Brussels, 21 January 2014 – Euroclear’s global Collateral Highway enjoyed phenomenal growth in 2013, with average daily collateral outstanding on it climbing from EUR 700 billion at the end of 2012 to over EUR 787 billion at the close of 2013, with peaks of up to EUR 830 billion in the second half of the year. This 12 percent increase on the Collateral Highway – which allows users to seamlessly source and mobilise their securities irrespective of location in order to cover trading exposures and to access central bank liquidity – comfortably eclipsed annual growth figures reported by other collateral management service providers.

Tim Howell, Chief Executive Officer of Euroclear, commented: “I am delighted by the tremendous growth witnessed on Euroclear’s Collateral Highway, both in terms of the billions sourced and mobilised every single day for our participants, and also the many additional clients and partners we have welcomed on board in 2013. The success enjoyed by the Collateral Highway is an endorsement of Euroclear’s strategy to focus on providing friction-free mobility of assets globally which can then be allocated optimally to key liquidity providers, such as central banks and risk-mitigating central clearing counterparties (CCPs).

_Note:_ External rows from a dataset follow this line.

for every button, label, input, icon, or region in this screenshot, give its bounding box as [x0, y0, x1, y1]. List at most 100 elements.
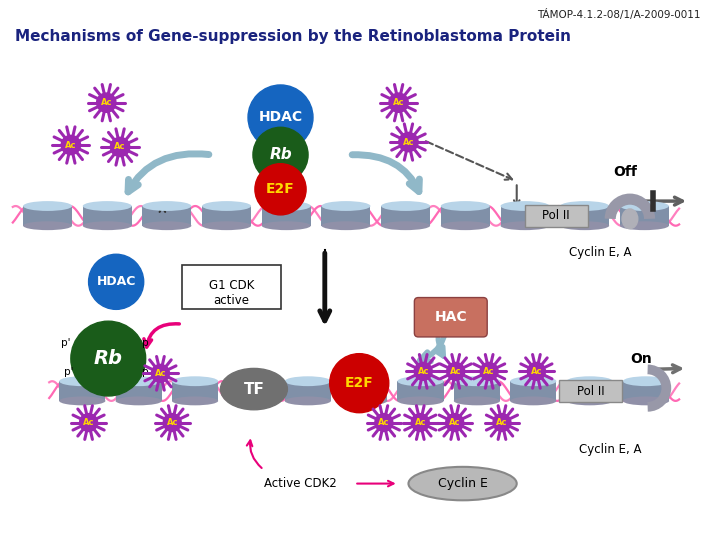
Text: Mechanisms of Gene-suppression by the Retinoblastoma Protein: Mechanisms of Gene-suppression by the Re…: [15, 29, 571, 44]
Ellipse shape: [23, 221, 72, 230]
Bar: [59, 381, 105, 401]
Ellipse shape: [620, 221, 669, 230]
Ellipse shape: [567, 376, 613, 386]
Circle shape: [414, 362, 432, 380]
Ellipse shape: [322, 221, 370, 230]
Ellipse shape: [567, 396, 613, 406]
Ellipse shape: [143, 201, 192, 211]
Text: HDAC: HDAC: [96, 275, 136, 288]
Circle shape: [89, 254, 144, 309]
Text: Pol II: Pol II: [542, 210, 570, 222]
Ellipse shape: [510, 396, 557, 406]
Bar: [202, 206, 251, 226]
Ellipse shape: [59, 396, 105, 406]
Text: Ac: Ac: [155, 369, 166, 378]
Text: Ac: Ac: [415, 418, 426, 427]
Circle shape: [110, 137, 130, 157]
Text: Off: Off: [613, 165, 637, 179]
Circle shape: [375, 414, 393, 431]
Bar: [454, 381, 500, 401]
Circle shape: [80, 414, 97, 431]
Text: Cyclin E: Cyclin E: [438, 477, 487, 490]
Ellipse shape: [284, 376, 331, 386]
Bar: [623, 381, 669, 401]
Ellipse shape: [262, 201, 311, 211]
Text: E2F: E2F: [266, 183, 295, 197]
Ellipse shape: [83, 221, 132, 230]
Text: Ac: Ac: [531, 367, 542, 376]
Ellipse shape: [622, 209, 638, 228]
Circle shape: [330, 354, 389, 413]
Ellipse shape: [500, 221, 549, 230]
Ellipse shape: [228, 376, 274, 386]
Ellipse shape: [83, 201, 132, 211]
Text: Rb: Rb: [94, 349, 123, 368]
Bar: [83, 206, 132, 226]
Bar: [397, 381, 444, 401]
Text: Ac: Ac: [83, 418, 94, 427]
Ellipse shape: [510, 376, 557, 386]
Bar: [510, 381, 557, 401]
Ellipse shape: [143, 221, 192, 230]
Text: Rb: Rb: [269, 147, 292, 163]
Circle shape: [71, 321, 145, 396]
Text: HDAC: HDAC: [258, 111, 302, 124]
Ellipse shape: [620, 201, 669, 211]
Text: HAC: HAC: [434, 310, 467, 324]
Text: E2F: E2F: [345, 376, 374, 390]
Ellipse shape: [454, 396, 500, 406]
Ellipse shape: [454, 376, 500, 386]
Text: Ac: Ac: [496, 418, 508, 427]
Ellipse shape: [381, 201, 430, 211]
Ellipse shape: [172, 376, 218, 386]
Text: TÁMOP-4.1.2-08/1/A-2009-0011: TÁMOP-4.1.2-08/1/A-2009-0011: [537, 9, 701, 20]
Circle shape: [411, 414, 429, 431]
Text: Cyclin E, A: Cyclin E, A: [579, 443, 642, 456]
Text: Ac: Ac: [483, 367, 495, 376]
Circle shape: [446, 362, 464, 380]
Text: Active CDK2: Active CDK2: [264, 477, 336, 490]
Ellipse shape: [228, 396, 274, 406]
Text: p': p': [64, 367, 73, 377]
Ellipse shape: [441, 201, 490, 211]
Ellipse shape: [322, 201, 370, 211]
Ellipse shape: [262, 221, 311, 230]
Ellipse shape: [408, 467, 517, 501]
Ellipse shape: [202, 221, 251, 230]
Ellipse shape: [341, 396, 387, 406]
Ellipse shape: [500, 201, 549, 211]
Text: Ac: Ac: [101, 98, 112, 107]
Circle shape: [253, 127, 308, 183]
Bar: [500, 206, 549, 226]
Circle shape: [480, 362, 498, 380]
Text: Ac: Ac: [449, 418, 461, 427]
FancyBboxPatch shape: [415, 298, 487, 337]
Bar: [23, 206, 72, 226]
Bar: [567, 381, 613, 401]
Bar: [620, 206, 669, 226]
Text: On: On: [630, 352, 652, 366]
Circle shape: [61, 136, 81, 154]
Bar: [341, 381, 387, 401]
Bar: [228, 381, 274, 401]
Text: p: p: [143, 367, 149, 377]
Bar: [322, 206, 370, 226]
Ellipse shape: [116, 376, 162, 386]
Text: Ac: Ac: [418, 367, 429, 376]
Text: Ac: Ac: [450, 367, 462, 376]
Text: p': p': [61, 338, 71, 348]
Ellipse shape: [381, 221, 430, 230]
Text: Pol II: Pol II: [577, 384, 604, 397]
Circle shape: [96, 93, 116, 112]
Ellipse shape: [284, 396, 331, 406]
Circle shape: [163, 414, 181, 431]
Ellipse shape: [59, 376, 105, 386]
Text: G1 CDK
active: G1 CDK active: [209, 279, 254, 307]
Bar: [559, 380, 622, 402]
Circle shape: [399, 132, 418, 152]
Ellipse shape: [341, 376, 387, 386]
Text: p: p: [143, 338, 149, 348]
Bar: [116, 381, 162, 401]
Ellipse shape: [397, 396, 444, 406]
Ellipse shape: [23, 201, 72, 211]
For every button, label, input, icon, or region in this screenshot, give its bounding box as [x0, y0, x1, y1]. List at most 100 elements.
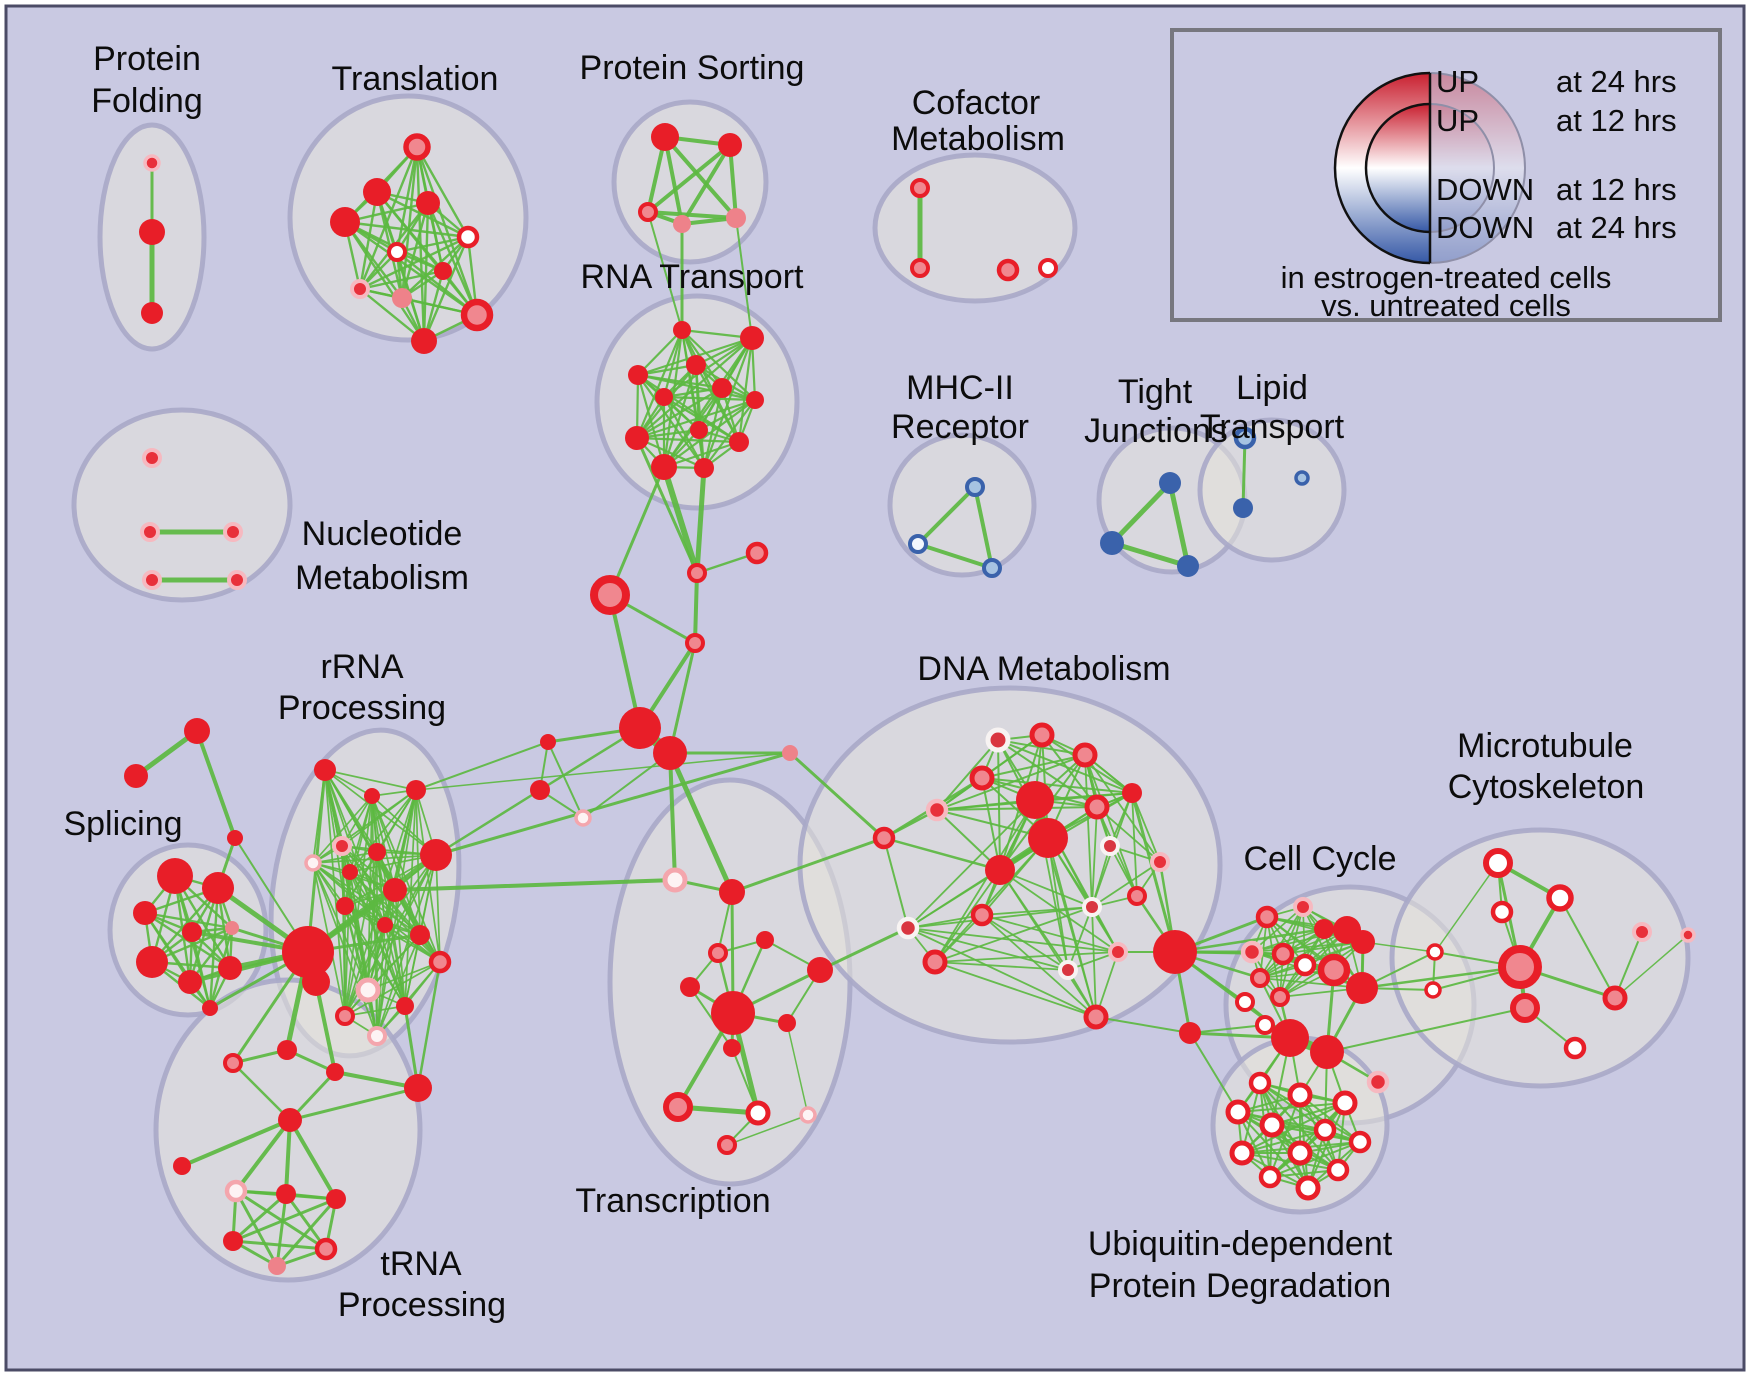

The increased traffic on the Collateral Highway justifies our multi-year investment plan to deliver an open market collateral management infrastructure solution.”

Since its inception in July 2012, the global Collateral Highway has successfully reached several important milestones. CCP take-up on the Collateral Highway has been one of the highlights of 2013 with eight CCPs now active across the globe. These include CME, ICE Clear, LCH.Clearnet and, most recently, the Dubai Central Clearing Corporation. CCPs and their General Clearing Members benefit from the Collateral Highway as it allows initial margin to be posted in an efficient, low-risk and fully automated manner.

However, the biggest growth in collateral traffic came from financial institutions increasingly accessing collateralised liquidity from central banks assembled on the highway. A key driver in bringing central banks and major CCPs to the Collateral Highway was the horizontal model operated by Euroclear. As a neutral and systemically important financial market infrastructure Euroclear is fast becoming the preferred, and often only, partner in the provision of global liquidity and collateral management services for capital market participants. The profit-constrained model under which Euroclear operates also means that financial institutions on the Collateral Highway enjoy the lowest costs of any service provider in the world.